Since July 2012, almost 300 confirmed cases of H3N2v — a variant of influenza A H3N2 — have occurred in the United States, according to the department of health.

“This particular strain is relatively new,” said Christine Cronkright, the state’s spokeswoman. “We’ve been working very closely with physicians across Pennsylvania … The more we can track it, the more we can learn about it.”

H3N2v symptoms are similar to seasonal flu and can include fever, chills, fatigue, nausea and vomiting, she said. So far, 11 cases are confirmed and 30 more suspected in Pennsylvania.

The strain contains H1N1, also known as swine flu, that can be passed from human to human. H3N2v, however, spreads from pigs to people and vice versa, she said.

H3N2v is a variant of swine flu that can infect humans, the Centers for Disease Control and Prevention website states.

“Viruses that normally circulate in pigs are swine influenza viruses,” the site states. “When these viruses infect humans, they are termed ‘variant’ viruses.”

The main risk factor for contracting the virus has been exposure to pigs, mostly in fair settings.
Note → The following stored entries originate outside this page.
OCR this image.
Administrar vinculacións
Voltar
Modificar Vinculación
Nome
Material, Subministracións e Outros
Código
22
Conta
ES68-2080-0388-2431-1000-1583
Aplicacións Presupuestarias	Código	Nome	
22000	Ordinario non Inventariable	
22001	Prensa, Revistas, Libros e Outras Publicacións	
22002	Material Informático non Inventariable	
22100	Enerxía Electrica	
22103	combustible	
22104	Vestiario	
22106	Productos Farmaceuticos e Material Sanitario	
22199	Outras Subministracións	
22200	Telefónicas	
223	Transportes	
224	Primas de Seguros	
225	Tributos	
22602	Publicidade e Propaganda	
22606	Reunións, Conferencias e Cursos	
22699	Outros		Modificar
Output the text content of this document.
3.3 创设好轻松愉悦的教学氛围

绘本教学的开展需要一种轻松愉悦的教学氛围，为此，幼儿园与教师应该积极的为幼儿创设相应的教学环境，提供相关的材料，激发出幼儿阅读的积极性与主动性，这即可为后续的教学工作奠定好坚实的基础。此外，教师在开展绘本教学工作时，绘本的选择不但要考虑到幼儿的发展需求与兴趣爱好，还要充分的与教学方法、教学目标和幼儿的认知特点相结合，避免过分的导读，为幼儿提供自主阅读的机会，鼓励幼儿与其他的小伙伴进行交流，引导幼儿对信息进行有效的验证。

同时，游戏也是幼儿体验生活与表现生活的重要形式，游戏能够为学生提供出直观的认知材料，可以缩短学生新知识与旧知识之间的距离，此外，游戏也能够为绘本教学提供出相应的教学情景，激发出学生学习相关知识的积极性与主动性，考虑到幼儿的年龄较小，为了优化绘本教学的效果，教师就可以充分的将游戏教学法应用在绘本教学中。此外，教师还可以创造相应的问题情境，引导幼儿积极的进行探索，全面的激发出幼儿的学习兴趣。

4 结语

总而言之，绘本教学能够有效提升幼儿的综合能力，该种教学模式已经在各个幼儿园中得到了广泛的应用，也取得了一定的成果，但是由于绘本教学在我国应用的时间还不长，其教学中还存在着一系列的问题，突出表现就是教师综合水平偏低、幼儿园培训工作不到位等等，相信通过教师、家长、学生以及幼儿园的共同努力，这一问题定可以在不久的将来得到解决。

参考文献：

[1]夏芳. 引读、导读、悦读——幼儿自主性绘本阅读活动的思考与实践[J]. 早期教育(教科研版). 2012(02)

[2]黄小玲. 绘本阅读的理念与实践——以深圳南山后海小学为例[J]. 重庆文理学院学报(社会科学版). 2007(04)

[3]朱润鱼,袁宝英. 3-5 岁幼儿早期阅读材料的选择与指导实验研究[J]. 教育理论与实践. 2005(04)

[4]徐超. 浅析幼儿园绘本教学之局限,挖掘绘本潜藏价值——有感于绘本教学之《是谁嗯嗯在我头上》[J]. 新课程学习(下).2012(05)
There have been limited cases of person-to-person spread of H3N2v, the site states.

“We’ve seen some that were linked to the Huntington County fair … and also Somerset County fair,” Cronkright said. “We’re obviously still watching it very, very closely.”

Cronkright said health officials recommend folks keep their hands clean and avoid eating or drinking in the vicinity of pigs. As with other strains of flu, babies, the elderly and people with compromised immune systems are at highest risk of complications from H3N2v.

Samantha Elliott Krepps, press secretary of the Pennsylvania Department of Agriculture, said influenza viruses in pigs can produce typical respiratory disease clinical signs, including coughing, sneezing, fever and loss of appetite.

“The severity can vary based on general health of the animals, environmental conditions like air quality and nutrition,” she said via email. “So there are cases where deaths do occur. In general, swine influenza is considered a controllable condition in well-managed commercial swine operations.”

To avoid H3N2v, a variance of swine flu, health officials say you should keep their hands clean and avoid eating or drinking in the vicinity of pigs. As with other strains of flu, babies, the elderly and people with compromised immune systems are at highest risk of complications.